Senada dengan Cindy Julianty, Manajer Program Working Group on Indigenous Peoples’ and Community Conserved Areas and Territories Indonesia (WGII). Publikasi terbaru WGII, hingga Mei 2025, luas areal konservasi kelola masyarakat (AKKM) tercatat 647.457,49 hektar, tersebar di 293 wilayah komunitas adat dan lokal.

“Tapi dari angka yang sudah kami petakan, potensi AKKM-nya justru besar sekali, capai 23,82 juta hektar.”

Kajian mereka juga temukan 66,4% dari keragaman jenis burung di Indonesia terdapat di wilayah yang teridentifikasi AKKM. Di kawasan itu, ada pula 22,8% keragaman jenis reptilia di Indonesia. Angka itu buktikan kontribusi masyarakat dalam memastikan keberlanjutan spesies.

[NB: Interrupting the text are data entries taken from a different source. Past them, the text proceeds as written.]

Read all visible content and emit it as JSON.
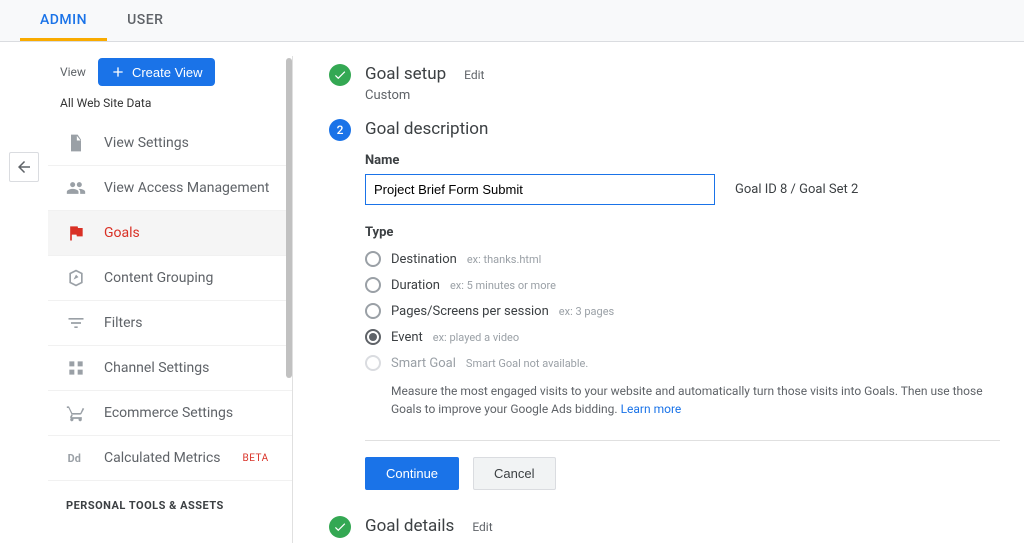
{
  "tabs": {
    "admin": "ADMIN",
    "user": "USER"
  },
  "sidebar": {
    "view_label": "View",
    "create_view": "Create View",
    "view_name": "All Web Site Data",
    "items": [
      {
        "label": "View Settings"
      },
      {
        "label": "View Access Management"
      },
      {
        "label": "Goals"
      },
      {
        "label": "Content Grouping"
      },
      {
        "label": "Filters"
      },
      {
        "label": "Channel Settings"
      },
      {
        "label": "Ecommerce Settings"
      },
      {
        "label": "Calculated Metrics",
        "beta": "BETA"
      }
    ],
    "section_header": "PERSONAL TOOLS & ASSETS"
  },
  "steps": {
    "setup": {
      "title": "Goal setup",
      "edit": "Edit",
      "subtitle": "Custom"
    },
    "desc": {
      "num": "2",
      "title": "Goal description",
      "name_label": "Name",
      "name_value": "Project Brief Form Submit",
      "goal_id": "Goal ID 8 / Goal Set 2",
      "type_label": "Type",
      "types": {
        "destination": {
          "label": "Destination",
          "ex": "ex: thanks.html"
        },
        "duration": {
          "label": "Duration",
          "ex": "ex: 5 minutes or more"
        },
        "pages": {
          "label": "Pages/Screens per session",
          "ex": "ex: 3 pages"
        },
        "event": {
          "label": "Event",
          "ex": "ex: played a video"
        },
        "smart": {
          "label": "Smart Goal",
          "ex": "Smart Goal not available."
        }
      },
      "smart_desc": "Measure the most engaged visits to your website and automatically turn those visits into Goals. Then use those Goals to improve your Google Ads bidding.",
      "learn_more": "Learn more",
      "continue": "Continue",
      "cancel": "Cancel"
    },
    "details": {
      "title": "Goal details",
      "edit": "Edit"
    }
  }
}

Ditambah lagi, 52% AKKM merupakan ekosistem penting, mencakup key biodiversity area, area bernilai konservasi tinggi, koridor satwa, lahan basah dan taman Kehati. Dengan, 50% tutupan hutan merupakan hutan alami.

Tak hanya itu, komunitas adat dan lokal juga lakukan berbagai bentuk praktik konservasi. Dari proteksi kawasan secara ketat, seperti hutan keramat, hingga peruntukan komersil secara kecil untuk dapatkan manfaat ekonomi.

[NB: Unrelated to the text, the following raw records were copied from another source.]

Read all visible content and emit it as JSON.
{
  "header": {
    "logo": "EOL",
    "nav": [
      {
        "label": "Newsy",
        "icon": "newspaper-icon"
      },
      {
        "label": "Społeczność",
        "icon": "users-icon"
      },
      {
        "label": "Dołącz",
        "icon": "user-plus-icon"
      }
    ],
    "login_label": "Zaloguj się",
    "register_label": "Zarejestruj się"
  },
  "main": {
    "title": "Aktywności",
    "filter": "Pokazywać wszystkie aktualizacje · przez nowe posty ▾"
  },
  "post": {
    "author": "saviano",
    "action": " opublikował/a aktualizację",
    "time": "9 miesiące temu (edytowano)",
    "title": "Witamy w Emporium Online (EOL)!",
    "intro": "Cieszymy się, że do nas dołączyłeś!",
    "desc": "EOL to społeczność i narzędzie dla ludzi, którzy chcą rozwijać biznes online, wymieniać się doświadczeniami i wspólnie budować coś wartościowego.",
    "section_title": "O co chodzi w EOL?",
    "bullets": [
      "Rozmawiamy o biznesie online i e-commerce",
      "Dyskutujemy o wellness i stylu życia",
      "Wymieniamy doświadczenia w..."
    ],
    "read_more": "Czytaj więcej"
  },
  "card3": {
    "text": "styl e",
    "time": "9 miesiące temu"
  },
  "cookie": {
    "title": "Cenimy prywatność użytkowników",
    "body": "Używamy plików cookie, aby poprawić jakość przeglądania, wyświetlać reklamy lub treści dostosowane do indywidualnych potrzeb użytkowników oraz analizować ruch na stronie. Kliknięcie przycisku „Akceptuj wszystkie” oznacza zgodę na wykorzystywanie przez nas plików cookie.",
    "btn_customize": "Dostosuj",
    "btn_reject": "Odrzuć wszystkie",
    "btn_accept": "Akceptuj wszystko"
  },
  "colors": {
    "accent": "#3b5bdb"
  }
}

“Jadi variasi praktik sangat beragam. Kita tidak bisa lihat konservasi ekosistem atau spesies saja, tapi kehati itu sangat berkaitan dengan kesejarahan dan kebudayaan. Masyarakat aktor kunci untuk pastikan kehati terjaga.”

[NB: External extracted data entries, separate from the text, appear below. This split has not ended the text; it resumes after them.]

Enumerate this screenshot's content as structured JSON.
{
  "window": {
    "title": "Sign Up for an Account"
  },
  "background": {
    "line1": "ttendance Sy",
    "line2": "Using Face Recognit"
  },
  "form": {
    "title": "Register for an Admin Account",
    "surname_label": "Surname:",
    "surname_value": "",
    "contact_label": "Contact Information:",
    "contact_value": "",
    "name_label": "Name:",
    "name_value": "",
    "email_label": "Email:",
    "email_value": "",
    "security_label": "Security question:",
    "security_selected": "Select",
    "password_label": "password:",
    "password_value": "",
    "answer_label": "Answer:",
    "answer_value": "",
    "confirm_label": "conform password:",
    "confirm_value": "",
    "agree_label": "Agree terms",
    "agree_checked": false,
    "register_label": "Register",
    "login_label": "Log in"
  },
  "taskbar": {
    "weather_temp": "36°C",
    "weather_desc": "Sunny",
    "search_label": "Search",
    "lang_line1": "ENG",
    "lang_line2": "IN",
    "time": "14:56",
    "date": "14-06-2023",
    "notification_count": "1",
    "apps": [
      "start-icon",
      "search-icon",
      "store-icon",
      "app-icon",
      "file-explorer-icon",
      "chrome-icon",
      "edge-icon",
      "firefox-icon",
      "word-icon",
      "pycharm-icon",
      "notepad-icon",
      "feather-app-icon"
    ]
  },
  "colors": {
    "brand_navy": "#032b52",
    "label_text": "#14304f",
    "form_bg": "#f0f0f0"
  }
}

Namun, mereka juga dapati sebagian besar AKKM berada di kawasan hutan (59,9%), kawasan konservasi (21,6%) dan areal penggunaan lain (18,5%). Kondisi ini lah yang sering memengaruhi upaya pengakuan masyarakat adat.

Cindy berharap, temuan itu bisa mendorong pemerintah mau lebih memperkuat kebijakan pengakuan dan perlindungan masyarakat adat. Serta, akui masyarakat adat dan komunitas lokal sebagai aktor utama konservasi. 

“Jadi bukan hanya pelibatan (dalam proyek konservasi), tapi aksesibilitas untuk dapatkan pendanaan, pengetahuan, pendidikan, infrastruktur, itu harus dikedepankan.”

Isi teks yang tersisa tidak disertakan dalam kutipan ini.